Europa und die Kultur

15. Juli 2019 von H. Wittmann



Die Militärparade auf den Champs-Élysées aus Anlass des Nationalfeiertags am 14. Juli hat unter dem Motto „Agir ensemble“ die gemeinsame Verteidigung Europas in den Vordergrund gestellt. Kurz vorher hat Präsident Macron die Schaffung einen neuen Kommandobereichs für die Luftwaffe angkündigt:  > Un grand commandement de l’espace sera créé en septembre prochain au sein de l’Armée de l’air.   Gerade hat Präsident Macron die deutsche Verteidigungsministerin Ursula von der Leyen als neue Kommissionspräsidentin vorgeschlagen > Die Nominierung von Ursula von der Leyen als EU-Kommissionspräsidentin– 5. Juli 2019: Am Dienstag, 17. Juli wird das Europarlament über sie abstimmen.

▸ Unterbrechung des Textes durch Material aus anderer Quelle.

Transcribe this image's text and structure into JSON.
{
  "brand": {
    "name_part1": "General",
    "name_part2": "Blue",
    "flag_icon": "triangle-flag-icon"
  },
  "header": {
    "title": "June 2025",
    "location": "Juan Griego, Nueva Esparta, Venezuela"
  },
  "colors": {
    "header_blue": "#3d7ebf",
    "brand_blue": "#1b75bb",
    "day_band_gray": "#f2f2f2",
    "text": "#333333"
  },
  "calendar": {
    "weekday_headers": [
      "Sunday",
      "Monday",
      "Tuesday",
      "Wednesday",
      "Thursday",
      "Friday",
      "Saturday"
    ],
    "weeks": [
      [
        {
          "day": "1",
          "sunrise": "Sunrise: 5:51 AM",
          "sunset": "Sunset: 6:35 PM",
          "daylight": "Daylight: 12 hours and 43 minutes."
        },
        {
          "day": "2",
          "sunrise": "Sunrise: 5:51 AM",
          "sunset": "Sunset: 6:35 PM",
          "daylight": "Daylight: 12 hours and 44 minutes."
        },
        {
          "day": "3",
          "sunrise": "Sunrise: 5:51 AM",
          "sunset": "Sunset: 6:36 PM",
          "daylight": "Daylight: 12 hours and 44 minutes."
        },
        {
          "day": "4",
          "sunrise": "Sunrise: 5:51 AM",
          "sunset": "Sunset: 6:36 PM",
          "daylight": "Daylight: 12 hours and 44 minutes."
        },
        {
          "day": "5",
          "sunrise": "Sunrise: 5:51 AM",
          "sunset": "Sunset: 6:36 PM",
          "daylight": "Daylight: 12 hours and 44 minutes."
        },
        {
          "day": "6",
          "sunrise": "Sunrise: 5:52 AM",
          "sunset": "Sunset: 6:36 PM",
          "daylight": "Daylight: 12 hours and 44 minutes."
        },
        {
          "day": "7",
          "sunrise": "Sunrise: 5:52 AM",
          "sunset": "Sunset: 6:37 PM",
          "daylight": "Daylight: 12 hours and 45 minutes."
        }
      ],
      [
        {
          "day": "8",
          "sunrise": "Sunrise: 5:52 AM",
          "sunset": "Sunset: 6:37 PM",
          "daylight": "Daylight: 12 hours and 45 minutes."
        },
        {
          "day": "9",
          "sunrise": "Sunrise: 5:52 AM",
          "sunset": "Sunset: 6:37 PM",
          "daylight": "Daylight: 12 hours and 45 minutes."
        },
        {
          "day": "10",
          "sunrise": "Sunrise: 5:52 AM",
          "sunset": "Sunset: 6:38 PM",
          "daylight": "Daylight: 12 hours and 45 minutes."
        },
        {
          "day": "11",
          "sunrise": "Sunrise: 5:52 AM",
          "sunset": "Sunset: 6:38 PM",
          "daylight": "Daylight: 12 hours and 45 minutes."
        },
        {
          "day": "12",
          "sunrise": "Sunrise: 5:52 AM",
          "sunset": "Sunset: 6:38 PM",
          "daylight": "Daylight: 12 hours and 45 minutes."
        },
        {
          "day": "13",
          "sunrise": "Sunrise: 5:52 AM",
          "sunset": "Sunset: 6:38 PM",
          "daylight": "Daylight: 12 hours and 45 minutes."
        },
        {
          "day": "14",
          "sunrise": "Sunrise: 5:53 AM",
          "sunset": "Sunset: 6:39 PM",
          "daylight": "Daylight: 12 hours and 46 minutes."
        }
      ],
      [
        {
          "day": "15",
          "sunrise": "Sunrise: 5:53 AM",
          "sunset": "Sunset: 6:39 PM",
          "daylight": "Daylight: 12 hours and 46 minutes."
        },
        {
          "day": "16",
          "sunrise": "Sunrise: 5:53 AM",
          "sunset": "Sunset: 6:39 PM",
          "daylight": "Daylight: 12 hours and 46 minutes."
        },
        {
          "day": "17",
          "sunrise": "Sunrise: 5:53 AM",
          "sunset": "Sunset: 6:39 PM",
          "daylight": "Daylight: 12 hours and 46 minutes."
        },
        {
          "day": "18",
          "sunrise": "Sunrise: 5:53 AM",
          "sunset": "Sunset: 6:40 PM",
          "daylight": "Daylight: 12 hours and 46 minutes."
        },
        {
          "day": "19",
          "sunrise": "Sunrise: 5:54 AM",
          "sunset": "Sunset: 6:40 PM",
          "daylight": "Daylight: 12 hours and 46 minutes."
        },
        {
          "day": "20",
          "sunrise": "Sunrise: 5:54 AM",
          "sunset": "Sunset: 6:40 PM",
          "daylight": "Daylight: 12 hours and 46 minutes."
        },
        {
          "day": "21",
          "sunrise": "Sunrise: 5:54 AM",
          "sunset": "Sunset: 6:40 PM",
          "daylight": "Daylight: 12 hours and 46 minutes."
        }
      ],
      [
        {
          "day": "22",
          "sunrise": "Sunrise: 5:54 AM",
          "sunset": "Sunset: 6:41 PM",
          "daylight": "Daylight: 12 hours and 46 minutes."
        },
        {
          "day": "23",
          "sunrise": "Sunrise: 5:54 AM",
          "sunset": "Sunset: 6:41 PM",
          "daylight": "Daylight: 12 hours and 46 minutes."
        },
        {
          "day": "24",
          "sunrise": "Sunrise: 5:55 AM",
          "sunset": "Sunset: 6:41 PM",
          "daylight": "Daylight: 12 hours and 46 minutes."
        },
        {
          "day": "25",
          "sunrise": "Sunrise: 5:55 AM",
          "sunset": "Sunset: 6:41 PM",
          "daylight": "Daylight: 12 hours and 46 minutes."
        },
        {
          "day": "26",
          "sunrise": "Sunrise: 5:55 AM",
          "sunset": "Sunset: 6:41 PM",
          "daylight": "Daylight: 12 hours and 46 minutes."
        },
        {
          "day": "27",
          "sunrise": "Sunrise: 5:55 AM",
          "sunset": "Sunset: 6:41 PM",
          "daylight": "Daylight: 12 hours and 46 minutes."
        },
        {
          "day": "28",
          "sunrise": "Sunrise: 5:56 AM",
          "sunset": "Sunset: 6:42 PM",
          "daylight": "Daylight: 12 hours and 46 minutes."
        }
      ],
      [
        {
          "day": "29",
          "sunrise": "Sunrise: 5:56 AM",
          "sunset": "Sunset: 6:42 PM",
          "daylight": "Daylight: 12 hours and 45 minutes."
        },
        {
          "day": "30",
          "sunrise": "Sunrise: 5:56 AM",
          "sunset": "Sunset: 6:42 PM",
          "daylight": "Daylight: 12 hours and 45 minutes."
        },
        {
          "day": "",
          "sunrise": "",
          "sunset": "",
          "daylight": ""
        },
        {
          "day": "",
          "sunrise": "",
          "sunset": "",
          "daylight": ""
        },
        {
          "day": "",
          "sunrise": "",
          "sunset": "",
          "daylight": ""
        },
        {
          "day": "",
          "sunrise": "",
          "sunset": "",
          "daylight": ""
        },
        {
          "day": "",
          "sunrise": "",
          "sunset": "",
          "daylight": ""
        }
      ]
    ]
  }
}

Wenn mit der Parade die Verteidigung im Vordergrund stand, so sollten die anderen großen Herausforderungen, die Präsident Macron immer wieder als die Handlungsfelder nennt, die Europa nur gemeinsam bewältigen können, nicht übergangen werden: der Klimawandel – >Klimawandel. Nachgefragt. Wir fragen Pierre-Yves Le Borgn’ – 19. Juni 2019, die > Migrationspolitik und die > Digitalisierung.

Aber zu dem System von Emmanuel Macron, das zu einer Renovation de l’Europe führen soll, gehört auch die Kultur:

Wir erinnern hier an die Rede von Präsident Macron, anlässlich der Eröffnung der Frankfurter Buchmesse 2018:

„Die französische Enzyklopädie ist nicht französisch, sie nährt sich aus dem lebhaften intellektuellen Diskurs der Zeit: Antworten auf Kant, Diskussionen mit den Gebrüdern Grimm und so viele weitere Kontroversen, die Europa in jener Zeit beherrschen. Kriege, Rivalitäten und unfassbare Tragödien haben diesen Dialog zertrennt oder zumindest versucht ihn zu zertrennen. Mehrfach haben sie die Verbindungen, die zwischen unseren Nationen geknüpft worden waren, zunichte gemacht, aber nie, nie haben es Hass oder Rache vermocht, diese Grundbeziehung zu zerstören, auf deren Grundlage Frankreich und Deutschland seit Jahrhunderten gemeinsam vorangehen, sich aufeinander beziehen, miteinander sprechen.

Diese Beziehung ist im mittelalterlichen Europa verwurzelt, in Ihrem Karl dem Großen, der, sehr geehrter Herr Oberbürgermeister, auch der Unsrige war, im Humanismus der Renaissance; und seit wir Franzosen sind, haben wir aufmerksam und fasziniert den Stimmen aus Deutschland gelauscht, und die Deutschen haben die Stimmen aus Frankreich immer gehört und verstanden. Und dieses intime, uralte Band bedurfte eines Vehikels – das verdeutlicht auch die Episode aus dem Leben Goethes, die ich gerade beschrieben habe – und dieses Vehikel war das Buch.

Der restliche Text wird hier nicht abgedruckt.